List<String> getHeaderResourceUrls(); // list of url's to fetch for rendering the header
void setHeaderDataReceived(ResourceData data); // data fetched for header resource URLs
List<String> getBodyResourceUrls(); // list of url's to fetch for rendering the body
void setBodyDataReceived(ResourceData data); // data fetched for body resource URLs
}
Here ResourceData represents the results of doing the concurrent fetch. Now the widgets just declare what resources need to be fetched. The orchestrator can then collect all this information by querying the widget, dedup them, and then make one concurrent fetch of all these resources. Once the data is available the appropriate set method is called so that widgets can update their local state and render the appropriate content for each of the generation phases.
Why two get/set combinations? In practice it turns out that we either need some data to be able to render personalized content in the header section (like title etc.,) or need to first do a setup like call to get some meta-data before doing the actual request during the body phase. Splitting it into to and then providing a budget of 50 ms for the header resources and 150 ms for the body resources still allows us to provide adequate budgets for a quick header flush, followed by a more generous body content generation.
Finally, the psuedo-code for the orchestrator itself now becomes
build list of widgets given current request
collect all resource requests for HTML head content
fetch resources concurrently
render the HTML head content with early flush
collect all resource requests for HTML body content
fetch resources concurrently
render the HTML body content
The nice thing is that this micro-framework idea can be implemented in almost any language, including PHP (for example using the curl multiget for the concurrent fetch). And it allows the rest of the system to have generous budgets, while still controlling the overall render time performance for the HTML on the server side.

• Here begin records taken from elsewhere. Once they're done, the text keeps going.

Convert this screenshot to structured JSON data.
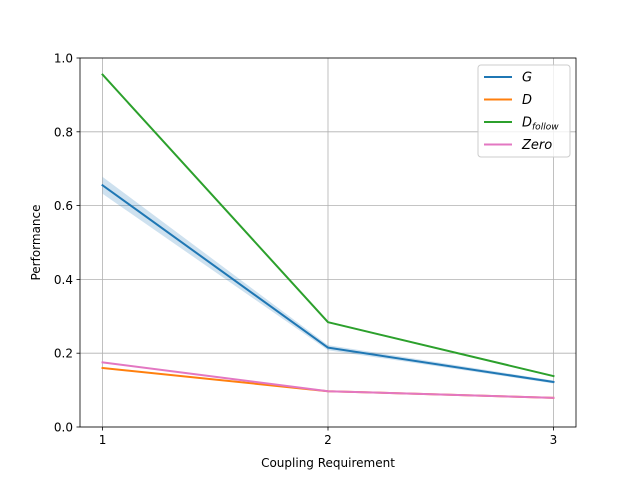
{
  "chart_data": {
    "type": "line",
    "title": "",
    "xlabel": "Coupling Requirement",
    "ylabel": "Performance",
    "x": [
      1,
      2,
      3
    ],
    "xticks": [
      "1",
      "2",
      "3"
    ],
    "xlim": [
      0.9,
      3.1
    ],
    "ylim": [
      0.0,
      1.0
    ],
    "yticks": [
      "0.0",
      "0.2",
      "0.4",
      "0.6",
      "0.8",
      "1.0"
    ],
    "grid": true,
    "legend_position": "top-right",
    "series": [
      {
        "name": "G",
        "name_sub": "",
        "color": "#1f77b4",
        "values": [
          0.655,
          0.215,
          0.122
        ],
        "band_lower": [
          0.632,
          0.208,
          0.118
        ],
        "band_upper": [
          0.678,
          0.222,
          0.126
        ]
      },
      {
        "name": "D",
        "name_sub": "",
        "color": "#ff7f0e",
        "values": [
          0.16,
          0.097,
          0.079
        ]
      },
      {
        "name": "D",
        "name_sub": "follow",
        "color": "#2ca02c",
        "values": [
          0.955,
          0.284,
          0.138
        ]
      },
      {
        "name": "Zero",
        "name_sub": "",
        "color": "#e377c2",
        "values": [
          0.175,
          0.097,
          0.079
        ]
      }
    ]
  }
}
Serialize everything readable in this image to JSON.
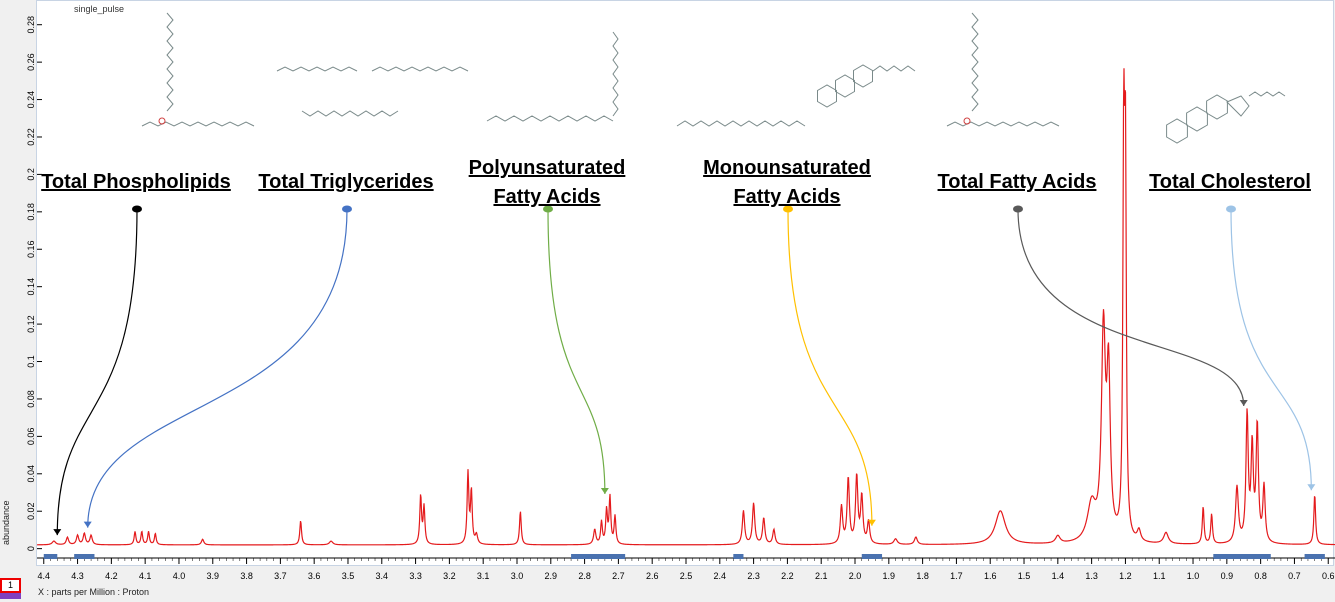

The render phases can mostly be syncrhonous as they are compute bound and working on local data. This leads to, what is computer science, we call high cohesion, but low coupling between the widgets. Each widget or component author can work fairly independently of others, which also leads to better maintainence and easier evolution of the web page as the requirements change.
Observations
While algorithmic complexity (and Big-O notation) are useful to describe and reason about the runtime characteristics of code at the small scale, performance in today’s systems is mostly governed by I/O latency. As computers have evolved, memory and I/O access speeds have not kept up with processor speeds. So most CPU’s spend a lot of idle time waiting for data. This requires us to think differently on how to attain “global optima” of performance by factoring in the I/O cost. As can be seen above, doing so does not have to mean sacrificing code maintainabilty or structure. Instead, we can use separation of concerns to solve for each using the appropriate tools, while still leaving most of the code synchronous and easy to reason about.